An Eerie Absence in the Barn

It's quiet now when I approach the little barn that houses the pigs and once housed the chickens.  There is some grunting and the odd squeal, but no more clucking and squawking.  Yesterday our yard became a sort of carnival of bright reds, of loose white feathers and fluff, and of colourful boxes of squishy innards.  As the snow and sleet slowly soaked us, we bagged the chilled birds and by nightfall, they were in the freezer.  Bags of necks, feet, livers, and digestive tract (for the dog), and then lovely meaty shells we tend to think of as whole chickens

In other news, we are on a low-tech binge:  we are clearing our 300-metre long driveway with only an ordinary snow shovel; we are chopping our own wood and splitting it with an ax and we are avoiding unnecessary car trips.  All this makes the world seem big again.  It is what an extreme version of post-peak oil might be like, one that we are choosing to live, which can be rewarding and at the same time, feel very masochistic.  I don't know much about peak oil scenarios, what they could be and what they most likely will be, but energy costs are in the news a lot lately and so is climate change.  I guess that either energy becomes so expensive that we all learn new ways of living, or oil remains cheap and places like the Maldives and the countless other much more heavily populated places near sea level will be submerged and Canada's security costs will rise.  Either way, it will be expensive and we will feel it slowly happening but no one will say:  "Starting this year, we can officially say we are in a peak oil condition."
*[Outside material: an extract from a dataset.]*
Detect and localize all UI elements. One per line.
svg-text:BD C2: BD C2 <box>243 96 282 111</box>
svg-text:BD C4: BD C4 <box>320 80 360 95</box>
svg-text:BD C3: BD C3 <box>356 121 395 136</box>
If you live in the country and you are neither in a supply-managed industry, nor on a good pension, nor gainfully employed, you learn to be frugal.  Ideally, this makes you more resourceful and more ready for a tougher future, if you believe that is where we are headed.  But speaking with a friend who is also a farmer, also frugal and of limited financial means and also interested in the impacts that runaway energy consumption have on our lives, it was agreed that while being "on the land" can position a person to be better equipped to live with scarcity, and living simply can be satisfying, the only people prepared for calamities like power shortages or famines or natural disaster are those for whom survivalism is a hobby, something they revel in. 
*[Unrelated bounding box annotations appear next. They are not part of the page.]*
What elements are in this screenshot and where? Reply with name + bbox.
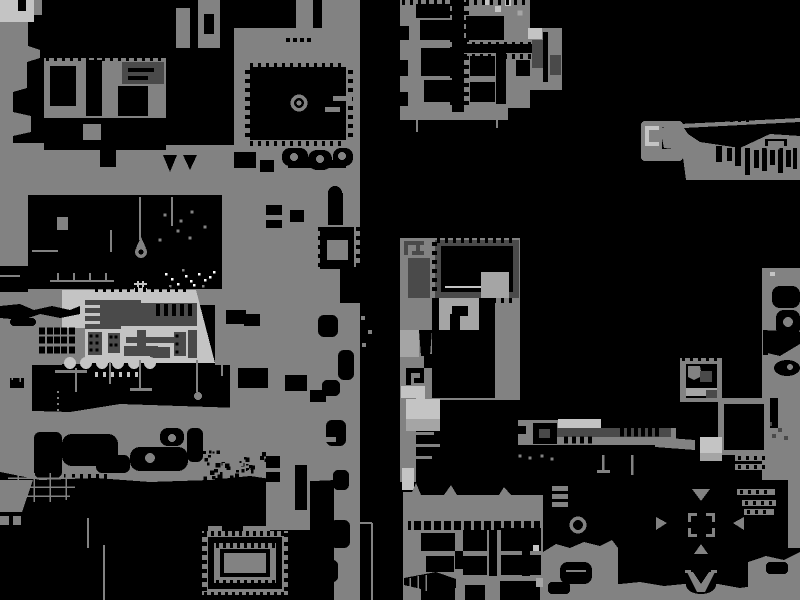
- map-shape: [10, 318, 36, 326]
- map-shape: [135, 372, 138, 377]
- map-shape: [520, 287, 525, 291]
- map-shape: [496, 42, 499, 47]
- map-shape: [402, 0, 405, 5]
- map-shape: [96, 455, 130, 473]
- map-shape: [306, 141, 309, 146]
- map-shape: [95, 287, 98, 292]
- map-shape: [282, 141, 285, 146]
- map-shape: [421, 48, 455, 76]
- map-shape: [183, 287, 186, 292]
- map-shape: [245, 97, 250, 101]
- map-shape: [307, 38, 311, 42]
- map-shape: [400, 330, 419, 357]
- map-shape: [150, 56, 153, 61]
- map-shape: [451, 520, 454, 531]
- map-shape: [464, 101, 469, 105]
- map-shape: [61, 337, 67, 344]
- bracket-landmark: [645, 142, 659, 146]
- map-shape: [788, 460, 800, 548]
- map-shape: [295, 465, 307, 510]
- map-shape: [318, 236, 323, 240]
- map-shape: [180, 304, 184, 316]
- map-shape: [520, 242, 525, 246]
- map-shape: [488, 54, 491, 59]
- map-shape: [491, 520, 494, 531]
- map-shape: [706, 117, 709, 122]
- 46: [251, 465, 255, 469]
- map-shape: [78, 56, 81, 61]
- map-shape: [519, 455, 522, 458]
- map-shape: [54, 328, 60, 335]
- map-shape: [408, 258, 430, 298]
- map-shape: [700, 437, 722, 453]
- map-shape: [533, 545, 539, 551]
- map-shape: [142, 56, 145, 61]
- map-shape: [450, 47, 455, 51]
- map-shape: [601, 420, 676, 428]
- map-shape: [260, 531, 263, 536]
- map-shape: [57, 391, 59, 393]
- map-shape: [64, 357, 76, 369]
- map-shape: [118, 56, 121, 61]
- map-shape: [348, 133, 353, 137]
- map-shape: [250, 63, 253, 68]
- map-shape: [230, 580, 233, 585]
- map-shape: [127, 372, 130, 377]
- map-shape: [450, 92, 455, 96]
- map-shape: [318, 263, 323, 267]
- map-shape: [103, 287, 106, 292]
- map-shape: [432, 278, 437, 282]
- map-shape: [461, 238, 464, 243]
- map-shape: [216, 543, 219, 548]
- map-shape: [266, 456, 280, 468]
- map-shape: [274, 592, 277, 597]
- map-shape: [324, 560, 338, 582]
- map-shape: [164, 304, 168, 316]
- map-shape: [450, 314, 460, 334]
- map-shape: [356, 236, 361, 240]
- map-shape: [300, 38, 304, 42]
- 46: [212, 476, 215, 479]
- map-shape: [245, 70, 250, 74]
- map-shape: [508, 108, 532, 120]
- map-shape: [204, 592, 207, 597]
- map-shape: [230, 543, 233, 548]
- map-shape: [96, 474, 99, 479]
- map-shape: [420, 368, 424, 378]
- map-shape: [145, 453, 155, 463]
- map-shape: [47, 337, 53, 344]
- 46: [225, 463, 230, 468]
- map-shape: [110, 344, 113, 347]
- map-shape: [130, 388, 152, 391]
- map-shape: [690, 356, 693, 361]
- map-shape: [54, 337, 60, 344]
- map-shape: [471, 520, 474, 531]
- map-shape: [115, 344, 118, 347]
- map-shape: [528, 54, 531, 59]
- 46: [203, 451, 206, 454]
- map-shape: [218, 592, 221, 597]
- 46: [262, 452, 266, 456]
- map-shape: [738, 456, 741, 460]
- map-shape: [338, 350, 354, 380]
- map-shape: [716, 146, 722, 162]
- map-shape: [455, 551, 463, 569]
- map-shape: [266, 141, 269, 146]
- map-shape: [432, 251, 437, 255]
- map-shape: [314, 63, 317, 68]
- map-shape: [176, 351, 179, 354]
- map-shape: [105, 273, 107, 281]
- map-shape: [202, 560, 207, 564]
- map-shape: [463, 556, 487, 575]
- map-shape: [306, 63, 309, 68]
- map-shape: [218, 531, 221, 536]
- compass-bracket: [712, 513, 715, 522]
- map-shape: [340, 267, 360, 303]
- map-shape: [90, 342, 93, 345]
- map-shape: [778, 148, 783, 173]
- map-shape: [763, 351, 768, 355]
- map-shape: [47, 328, 53, 335]
- map-shape: [496, 54, 499, 59]
- map-shape: [253, 531, 256, 536]
- map-shape: [472, 42, 475, 47]
- map-shape: [96, 349, 99, 352]
- map-shape: [348, 70, 353, 74]
- map-shape: [176, 335, 179, 338]
- map-shape: [246, 592, 249, 597]
- map-shape: [772, 286, 800, 308]
- map-shape: [100, 143, 116, 167]
- map-shape: [348, 124, 353, 128]
- map-shape: [754, 465, 757, 469]
- map-shape: [238, 368, 268, 388]
- map-shape: [284, 560, 289, 564]
- map-shape: [450, 29, 455, 33]
- map-shape: [96, 342, 99, 345]
- compass-bracket: [688, 528, 691, 537]
- map-shape: [46, 56, 49, 61]
- map-shape: [738, 117, 741, 122]
- map-shape: [724, 404, 764, 450]
- map-shape: [573, 520, 583, 530]
- white-specks: [213, 271, 216, 274]
- map-shape: [529, 457, 532, 460]
- map-shape: [464, 47, 469, 51]
- map-shape: [80, 474, 83, 479]
- map-shape: [348, 115, 353, 119]
- map-shape: [90, 349, 93, 352]
- map-shape: [232, 531, 235, 536]
- white-specks: [185, 275, 188, 278]
- map-shape: [509, 238, 512, 243]
- map-shape: [421, 533, 455, 551]
- game-map-canvas[interactable]: [0, 0, 800, 600]
- map-shape: [176, 8, 190, 48]
- map-shape: [130, 447, 188, 471]
- map-shape: [325, 107, 340, 112]
- map-shape: [134, 56, 137, 61]
- map-shape: [763, 333, 768, 337]
- map-shape: [552, 486, 568, 491]
- map-shape: [420, 20, 453, 40]
- map-shape: [774, 360, 800, 376]
- map-shape: [552, 494, 568, 499]
- map-shape: [258, 580, 261, 585]
- map-shape: [111, 372, 114, 377]
- map-shape: [226, 310, 246, 324]
- game-map-screen[interactable]: [0, 0, 800, 600]
- map-shape: [766, 562, 788, 574]
- map-shape: [282, 63, 285, 68]
- map-shape: [482, 0, 485, 5]
- map-shape: [298, 63, 301, 68]
- map-shape: [464, 42, 467, 47]
- map-shape: [316, 155, 324, 163]
- map-shape: [237, 543, 240, 548]
- map-shape: [286, 427, 316, 433]
- map-shape: [202, 533, 207, 537]
- map-shape: [39, 328, 45, 335]
- 12: [208, 476, 210, 478]
- map-shape: [202, 285, 205, 288]
- map-shape: [748, 490, 751, 494]
- map-shape: [245, 133, 250, 137]
- map-shape: [139, 250, 144, 255]
- map-shape: [518, 426, 526, 434]
- 12: [218, 455, 221, 458]
- map-shape: [784, 436, 788, 440]
- map-shape: [793, 148, 797, 169]
- map-shape: [500, 581, 540, 600]
- map-shape: [464, 20, 469, 24]
- map-shape: [464, 38, 469, 42]
- map-shape: [580, 437, 584, 444]
- hash-marker: [134, 283, 147, 285]
- 46: [220, 472, 223, 475]
- map-shape: [520, 251, 525, 255]
- map-shape: [431, 520, 434, 531]
- white-specks: [190, 280, 193, 283]
- map-shape: [432, 287, 437, 291]
- white-specks: [198, 273, 201, 276]
- map-shape: [322, 141, 325, 146]
- map-shape: [762, 148, 767, 171]
- map-shape: [472, 54, 475, 59]
- map-shape: [50, 66, 76, 106]
- map-shape: [286, 38, 290, 42]
- 46: [239, 461, 241, 463]
- white-specks: [209, 276, 212, 279]
- 46: [210, 471, 214, 475]
- map-shape: [172, 304, 176, 316]
- map-shape: [445, 238, 448, 243]
- map-shape: [450, 101, 455, 105]
- map-shape: [402, 468, 414, 490]
- map-shape: [461, 520, 464, 531]
- map-shape: [216, 580, 219, 585]
- map-shape: [314, 141, 317, 146]
- map-shape: [128, 76, 148, 80]
- map-shape: [450, 74, 455, 78]
- map-shape: [730, 117, 733, 122]
- map-shape: [90, 335, 93, 338]
- map-shape: [770, 272, 775, 276]
- map-shape: [290, 63, 293, 68]
- map-shape: [57, 217, 68, 230]
- map-shape: [204, 226, 207, 229]
- map-shape: [88, 474, 91, 479]
- map-shape: [627, 428, 631, 437]
- map-shape: [338, 152, 346, 160]
- 46: [216, 450, 219, 453]
- map-shape: [416, 456, 432, 459]
- map-shape: [202, 569, 207, 573]
- map-shape: [509, 298, 512, 303]
- map-shape: [327, 240, 348, 260]
- map-shape: [493, 238, 496, 243]
- map-shape: [756, 490, 759, 494]
- map-shape: [122, 62, 164, 84]
- map-shape: [61, 328, 67, 335]
- map-shape: [112, 357, 124, 369]
- map-shape: [411, 520, 414, 531]
- map-shape: [180, 220, 183, 223]
- map-shape: [318, 245, 323, 249]
- map-shape: [504, 42, 507, 47]
- map-shape: [764, 490, 767, 494]
- map-shape: [70, 56, 73, 61]
- map-shape: [296, 433, 306, 443]
- 46: [236, 470, 239, 473]
- map-shape: [552, 502, 568, 507]
- 46: [208, 455, 211, 458]
- map-shape: [245, 115, 250, 119]
- map-shape: [318, 254, 323, 258]
- map-shape: [458, 0, 461, 5]
- map-shape: [128, 357, 140, 369]
- map-shape: [245, 79, 250, 83]
- map-shape: [244, 580, 247, 585]
- map-shape: [290, 210, 304, 222]
- map-shape: [176, 343, 179, 346]
- map-shape: [47, 347, 53, 354]
- map-shape: [548, 582, 570, 594]
- map-shape: [620, 428, 624, 437]
- map-shape: [464, 29, 469, 33]
- map-shape: [104, 474, 107, 479]
- map-shape: [158, 56, 161, 61]
- map-shape: [746, 456, 749, 460]
- map-shape: [424, 354, 432, 368]
- map-shape: [333, 470, 349, 490]
- map-shape: [767, 147, 770, 150]
- map-shape: [96, 335, 99, 338]
- map-shape: [474, 0, 477, 5]
- 46: [203, 477, 207, 481]
- map-shape: [746, 465, 749, 469]
- map-shape: [244, 314, 260, 326]
- map-shape: [539, 429, 550, 438]
- map-shape: [714, 117, 717, 122]
- map-shape: [265, 580, 268, 585]
- map-shape: [790, 474, 800, 478]
- map-shape: [406, 399, 440, 419]
- map-shape: [597, 470, 610, 473]
- map-shape: [469, 238, 472, 243]
- white-specks: [177, 283, 180, 286]
- map-shape: [244, 543, 247, 548]
- map-shape: [453, 238, 456, 243]
- map-shape: [127, 287, 130, 292]
- map-shape: [786, 150, 791, 167]
- map-shape: [418, 0, 421, 5]
- map-shape: [790, 490, 800, 494]
- map-shape: [266, 220, 282, 228]
- map-shape: [245, 88, 250, 92]
- map-shape: [234, 152, 256, 168]
- map-shape: [560, 562, 592, 584]
- map-shape: [211, 592, 214, 597]
- map-shape: [541, 455, 544, 458]
- map-shape: [258, 543, 261, 548]
- map-shape: [237, 580, 240, 585]
- v-marker: [685, 570, 691, 573]
- map-shape: [740, 490, 743, 494]
- map-shape: [260, 592, 263, 597]
- 46: [217, 474, 222, 479]
- map-shape: [239, 531, 242, 536]
- map-shape: [738, 465, 741, 469]
- map-shape: [251, 580, 254, 585]
- map-shape: [477, 238, 480, 243]
- map-shape: [202, 542, 207, 546]
- map-shape: [432, 269, 437, 273]
- map-shape: [202, 587, 207, 591]
- map-shape: [267, 592, 270, 597]
- map-shape: [504, 54, 507, 59]
- map-shape: [520, 278, 525, 282]
- map-shape: [520, 42, 523, 47]
- map-shape: [442, 0, 445, 5]
- map-shape: [761, 501, 764, 505]
- map-shape: [348, 79, 353, 83]
- map-shape: [432, 260, 437, 264]
- map-shape: [103, 372, 106, 377]
- map-shape: [164, 214, 167, 217]
- map-shape: [421, 520, 424, 531]
- map-shape: [223, 580, 226, 585]
- map-shape: [150, 347, 170, 358]
- map-shape: [0, 516, 9, 525]
- map-shape: [110, 56, 113, 61]
- map-shape: [406, 419, 440, 431]
- map-shape: [518, 11, 523, 16]
- map-shape: [520, 54, 523, 59]
- map-shape: [634, 428, 638, 437]
- map-shape: [485, 238, 488, 243]
- map-shape: [464, 65, 469, 69]
- map-shape: [655, 428, 659, 437]
- map-shape: [450, 65, 455, 69]
- map-shape: [769, 501, 772, 505]
- map-shape: [641, 428, 645, 437]
- map-shape: [110, 336, 113, 339]
- map-shape: [211, 531, 214, 536]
These would be the people who are skilled with knives and ropes; who have created bomb-proof spaces on their properties and set up traps to ensnare trespassers.  They would be the kinds of people who would raise animals and slaughter them without anyone's help.  Very few of us are prepared for a world where big industry can't meet most of our needs, including myself and most of the people I know.

We had a trained butcher do our slaughtering:  quickly and efficiently but with due care.  Propane was running low on the scalder and our butcher just barely managed to get through without running out. If he'd had to come back the next day, he wouldn't have made it to our yard since we got a massive snowfall that night.  We were lucky.  I helped put them in the cones and watched decapitation after decapitation, which was not traumatising, but also not pleasant.  I can stomach chicken slaughter, and I can clear my 300-metre long driveway by hand, but I am not on a path to self-reliance and a rejection of the world that seems to be extinguishing itself.  I do, however, find it exciting to pare back some of the complacency I grew up with regarding food, housing, and travel, all of the things that require substantial energy inputs which, when the world is moving so fast, are so easily taken for granted.